Após mais de 16 horas de tensas negociações, a Fenaban apresentou ao Comando Nacional dos Bancários, coordenado pela Contraf-CUT, na sexta-feira, uma nova proposta elevando para 8% (aumento real de 1,82%) o índice de reajuste sobre os salários e as verbas, para 8,5% sobre o piso salarial (ganho real de 2,29%) e 10% sobre o valor fixo da regra básica e sobre o teto da parcela adicional da PLR (Participação nos Lucros e Resultados). A proposta também eleva de 2% para 2,2% o lucro líquido a ser distribuído linearmente na parcela adicional da PLR.

Após a negociação com a Fenaban, o Comando Nacional se reuniu separadamente com os negociadores do Banco do Brasil e da Caixa Econômica Federal para receber as propostas das reivindicações específicas dos bancários dos dois bancos públicos federais.

Diante da dura resistência do Comando, os bancos recuaram da proposição inicial de compensar todos os dias de greve em 180 dias. Evoluíram a proposta e finalmente aceitaram compensar no máximo até 1 hora diária de segunda a sexta-feira com anistia em 15 de dezembro de 2013.

A nova proposta da Fenaban, apresentada após o 23º dia da greve, que fechou 12.140 agências, inclui ainda três novas cláusulas: proibição de os bancos enviarem SMS aos bancários cobrando resultados, abono-assiduidade de um dia por ano e adesão ao programa de vale-cultura do governo, no valor de R$ 50,00 por mês.

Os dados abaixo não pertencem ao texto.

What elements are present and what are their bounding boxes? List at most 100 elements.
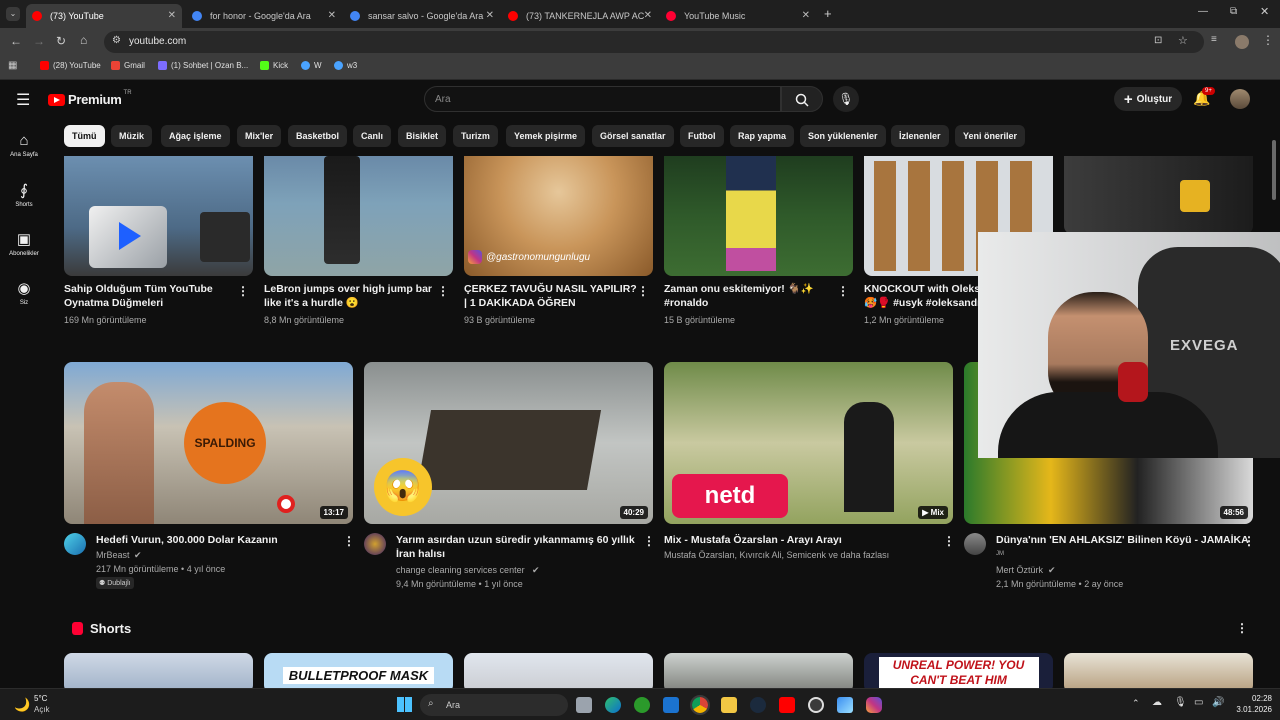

“A nova proposta garante aumento real de salário pelo décimo ano consecutivo, valorização do piso e novas conquistas econômicas e sociais. A forte mobilização e a unidade da categoria foram fundamentais para romper a intransigência dos bancos e garantir avanços importantes, especialmente o aumento real de salário e avanços nas condições de trabalho”, avalia o presidente, Helio Paiva Matos.